Along with another judge, Badar Durrez Ahmed, she also reversed a widely reported order from the Delhi State Consumer Dispute Redressal Commission, directing all cellular and mobile network operators in India to compensate customers with Rs.5,000 for each unsolicited message or call received, holding that the Commission lacked jurisdiction to pass this order.

=== Delhi SCDRC ===
Following her retirement from the Delhi High Court, Birbal was appointed as the presiding judge in the Delhi State Consumer Dispute Redressal Commission ("Delhi SCDRC") and oversaw plans for the expansion of the SCDRC to include more benches to hear consumer complaints.
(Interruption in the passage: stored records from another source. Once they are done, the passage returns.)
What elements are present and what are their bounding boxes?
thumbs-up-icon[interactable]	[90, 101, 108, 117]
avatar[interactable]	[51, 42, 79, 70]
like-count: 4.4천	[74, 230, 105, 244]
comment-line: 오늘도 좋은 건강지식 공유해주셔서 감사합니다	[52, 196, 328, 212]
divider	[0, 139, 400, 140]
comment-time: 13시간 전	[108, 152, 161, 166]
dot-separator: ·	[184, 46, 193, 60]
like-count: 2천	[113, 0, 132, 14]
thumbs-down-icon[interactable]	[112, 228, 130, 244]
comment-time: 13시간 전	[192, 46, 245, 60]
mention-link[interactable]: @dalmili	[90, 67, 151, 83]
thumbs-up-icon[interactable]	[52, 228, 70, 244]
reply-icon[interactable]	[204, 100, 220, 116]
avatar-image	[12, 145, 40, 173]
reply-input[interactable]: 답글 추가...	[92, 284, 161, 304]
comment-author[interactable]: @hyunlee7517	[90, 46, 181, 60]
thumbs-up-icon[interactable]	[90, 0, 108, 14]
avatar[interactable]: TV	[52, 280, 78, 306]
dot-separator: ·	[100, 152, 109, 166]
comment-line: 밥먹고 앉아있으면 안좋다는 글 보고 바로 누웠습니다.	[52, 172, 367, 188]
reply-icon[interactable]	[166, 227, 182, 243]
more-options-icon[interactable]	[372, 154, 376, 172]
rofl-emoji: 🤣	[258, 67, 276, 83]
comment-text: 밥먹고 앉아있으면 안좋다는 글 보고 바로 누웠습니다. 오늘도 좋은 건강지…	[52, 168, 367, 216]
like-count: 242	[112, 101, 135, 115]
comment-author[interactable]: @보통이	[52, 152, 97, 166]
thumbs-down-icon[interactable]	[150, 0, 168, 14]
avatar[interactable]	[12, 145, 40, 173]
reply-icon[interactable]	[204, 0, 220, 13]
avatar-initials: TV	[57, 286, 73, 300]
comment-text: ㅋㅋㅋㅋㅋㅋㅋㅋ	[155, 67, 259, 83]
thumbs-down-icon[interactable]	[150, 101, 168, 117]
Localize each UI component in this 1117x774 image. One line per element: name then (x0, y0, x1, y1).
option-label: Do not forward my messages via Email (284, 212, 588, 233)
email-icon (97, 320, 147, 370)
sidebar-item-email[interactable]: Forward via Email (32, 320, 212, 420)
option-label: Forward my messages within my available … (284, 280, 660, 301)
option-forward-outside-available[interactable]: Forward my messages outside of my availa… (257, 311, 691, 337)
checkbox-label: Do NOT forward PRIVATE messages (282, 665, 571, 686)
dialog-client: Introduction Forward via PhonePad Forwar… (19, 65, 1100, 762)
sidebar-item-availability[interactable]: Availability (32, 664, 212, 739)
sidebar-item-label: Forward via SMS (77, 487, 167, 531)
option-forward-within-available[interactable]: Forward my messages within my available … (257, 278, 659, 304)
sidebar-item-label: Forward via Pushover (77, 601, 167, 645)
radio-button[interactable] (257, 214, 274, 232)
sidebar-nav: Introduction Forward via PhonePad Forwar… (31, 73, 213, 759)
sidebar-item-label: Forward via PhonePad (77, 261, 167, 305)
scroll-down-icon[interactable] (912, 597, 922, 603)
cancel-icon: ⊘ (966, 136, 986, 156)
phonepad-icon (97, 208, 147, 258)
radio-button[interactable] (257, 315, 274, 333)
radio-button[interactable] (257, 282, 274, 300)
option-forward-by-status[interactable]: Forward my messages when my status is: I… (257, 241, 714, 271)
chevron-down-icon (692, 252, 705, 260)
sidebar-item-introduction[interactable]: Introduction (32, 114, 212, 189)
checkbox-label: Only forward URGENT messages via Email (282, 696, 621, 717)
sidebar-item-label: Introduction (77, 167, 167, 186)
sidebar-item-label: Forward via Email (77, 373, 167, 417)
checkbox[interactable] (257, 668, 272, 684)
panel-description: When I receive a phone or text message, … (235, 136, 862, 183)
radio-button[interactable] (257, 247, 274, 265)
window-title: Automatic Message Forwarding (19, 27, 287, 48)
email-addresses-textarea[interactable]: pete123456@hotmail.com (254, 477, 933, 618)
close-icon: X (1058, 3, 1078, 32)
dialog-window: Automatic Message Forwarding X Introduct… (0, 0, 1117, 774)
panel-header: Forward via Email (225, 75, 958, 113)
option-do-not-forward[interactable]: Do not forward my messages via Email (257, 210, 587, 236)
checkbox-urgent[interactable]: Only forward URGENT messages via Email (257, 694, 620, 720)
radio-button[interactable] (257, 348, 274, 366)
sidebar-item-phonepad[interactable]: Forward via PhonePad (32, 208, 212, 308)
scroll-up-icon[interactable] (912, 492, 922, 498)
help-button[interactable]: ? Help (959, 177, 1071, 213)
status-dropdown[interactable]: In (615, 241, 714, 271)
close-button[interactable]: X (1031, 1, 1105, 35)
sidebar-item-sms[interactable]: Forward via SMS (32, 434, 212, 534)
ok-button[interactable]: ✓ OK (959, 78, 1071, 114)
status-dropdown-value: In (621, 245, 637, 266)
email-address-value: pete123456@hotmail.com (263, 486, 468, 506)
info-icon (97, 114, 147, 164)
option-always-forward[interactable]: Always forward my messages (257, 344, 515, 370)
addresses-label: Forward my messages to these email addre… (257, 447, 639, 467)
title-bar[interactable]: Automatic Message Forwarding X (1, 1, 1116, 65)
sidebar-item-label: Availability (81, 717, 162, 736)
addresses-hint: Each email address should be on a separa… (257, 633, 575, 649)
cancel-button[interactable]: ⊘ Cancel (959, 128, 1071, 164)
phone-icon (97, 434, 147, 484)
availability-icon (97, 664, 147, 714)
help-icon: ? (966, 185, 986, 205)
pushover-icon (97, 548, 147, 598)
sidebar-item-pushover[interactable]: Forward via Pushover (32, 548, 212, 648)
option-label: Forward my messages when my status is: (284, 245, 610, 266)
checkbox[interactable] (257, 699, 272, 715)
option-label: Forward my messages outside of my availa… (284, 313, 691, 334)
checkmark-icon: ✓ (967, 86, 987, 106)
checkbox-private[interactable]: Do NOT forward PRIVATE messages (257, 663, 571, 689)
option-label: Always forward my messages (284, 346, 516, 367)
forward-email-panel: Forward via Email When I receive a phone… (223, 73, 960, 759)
She also notably upheld a district consumer forum's order to the Indian Railways, directing them to compensate a former judge and his family with Rs.60,000 for inconvenience caused by a last-minute change in seats.

== Life ==
Birbal's father, Hari Chand Mehta, was also a lawyer and practiced in Delhi. Birbal earned a B.Sc. from Miranda House, and an LL.B. from the Faculty of Law at the University of Delhi.